6.6 Running the Service code
After the service model and code is complete, you can start generating device configurations using the new service in the CLI.
Some of these operations are also covered in the CLI tutorial.
6.6.1 Restart the PyAPI
The python code for the tutorial service is placed in:
/usr/local/share/controller/modules/ssh_users.py
When the Python file is modified, the API server is restarted using the command:
$ clixon_cli
user@test> processes services restart
<rpc-reply xmlns="urn:ietf:params:xml:ns:netconf:base:1.0">
<ok xmlns="http://clicon.org/lib"/>
</rpc-reply>
Alternatively, the controller is restarted.
6.6.2 Commit diff
The new service can be tested using commit diff. This operation triggers the python code, generates the device configuration and compares it to the existing configuration, but without pushing anything to the devices.
$ clixon_cli
user@test> configure
user@test[/]# set services ssh-users test
user@test[/]# set services ssh-users test username testuser ssh-key "ssh-rsa AAAAB3NzaC1yc2EAAAADAQABAAABAQDQ6..."

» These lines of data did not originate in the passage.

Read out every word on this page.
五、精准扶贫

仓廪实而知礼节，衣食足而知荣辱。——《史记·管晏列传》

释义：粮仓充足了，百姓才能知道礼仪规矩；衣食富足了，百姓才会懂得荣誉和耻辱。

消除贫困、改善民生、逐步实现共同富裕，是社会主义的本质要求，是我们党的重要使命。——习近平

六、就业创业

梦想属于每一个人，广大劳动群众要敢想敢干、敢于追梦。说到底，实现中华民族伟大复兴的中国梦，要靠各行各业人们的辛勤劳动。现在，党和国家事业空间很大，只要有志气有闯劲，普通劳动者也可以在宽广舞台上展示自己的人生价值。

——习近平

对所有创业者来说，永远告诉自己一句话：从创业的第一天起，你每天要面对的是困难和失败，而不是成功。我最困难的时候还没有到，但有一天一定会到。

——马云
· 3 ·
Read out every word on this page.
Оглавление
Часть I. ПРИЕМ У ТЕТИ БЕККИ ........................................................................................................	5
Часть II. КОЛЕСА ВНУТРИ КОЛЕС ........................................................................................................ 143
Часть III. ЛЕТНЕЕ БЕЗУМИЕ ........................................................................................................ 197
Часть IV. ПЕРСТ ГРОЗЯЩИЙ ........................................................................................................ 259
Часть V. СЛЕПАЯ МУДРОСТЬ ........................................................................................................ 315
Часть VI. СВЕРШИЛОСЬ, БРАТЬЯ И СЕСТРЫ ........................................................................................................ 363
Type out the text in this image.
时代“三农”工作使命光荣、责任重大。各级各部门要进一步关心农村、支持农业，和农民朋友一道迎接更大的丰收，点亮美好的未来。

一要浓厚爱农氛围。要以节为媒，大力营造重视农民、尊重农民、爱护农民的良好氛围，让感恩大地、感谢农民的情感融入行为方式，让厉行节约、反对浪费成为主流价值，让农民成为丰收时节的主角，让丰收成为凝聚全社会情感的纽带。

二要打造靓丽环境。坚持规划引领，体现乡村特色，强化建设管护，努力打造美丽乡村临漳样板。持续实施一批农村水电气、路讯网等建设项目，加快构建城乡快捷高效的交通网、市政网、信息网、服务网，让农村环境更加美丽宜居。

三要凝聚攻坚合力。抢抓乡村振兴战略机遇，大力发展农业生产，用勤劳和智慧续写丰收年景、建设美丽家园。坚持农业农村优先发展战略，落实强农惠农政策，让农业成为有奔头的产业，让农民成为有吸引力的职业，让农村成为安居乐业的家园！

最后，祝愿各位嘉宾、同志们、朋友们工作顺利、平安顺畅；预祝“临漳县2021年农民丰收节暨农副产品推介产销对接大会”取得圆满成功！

user@test[/]# set services ssh-users test username testuser role admin
user@test[/]# commit diff
openconfig1:
<users xmlns="http://openconfig.net/yang/system">
+ <user>
+ <username>testuser</username>
+ <config>
+ <username>testuser</username>
+ <ssh-key>ssh-rsa AAAAB3NzaC...</ssh-key>
+ <role>admin</role>
+ </config>
+ </user>
</users>
OK
The diff is used to inspect the generated device config, and to validate it locally by the controller. The pyapi has limited validation mechanisms since it is not aware of the device YANGs.
6.6.3 Commit
When the generated code has been inspected and validated, it is pushed and commited to the devices:
user@test[/]# commit
OK
The Python code is executed again and the new user configuration is pushed to the devices. It is also saved on the controller as the new baseline configuration.
In this way, users are added and removed to the devices using service model editing, inspecting the diff, and then commit.
6.6.4 Remove service
If the whole service is removed, all users are removed from the device configs:
user@test[/]# delete services ssh-users test
user@test[/]# commit diff
openconfig1:
<users xmlns="http://openconfig.net/yang/system">
- <user>
- <username>testuser</username>
- <config>
- <username>testuser</username>
- <ssh-key>AAAAB3NzaC...</ssh-key>
- <role>admin</role>
- </config>
- </user>
</users>
OK
user@test[/]# commit
6.7 Summary
This tutorial has shown how to define a simple service by creating a YANG service model and Python service code.
The service was thereafter pushed and committed to a set of virtual openconfig devices.
The service code could be implemented for other (non openconfig) devices, or could be extended with more complex service models and more complex Python code behavior.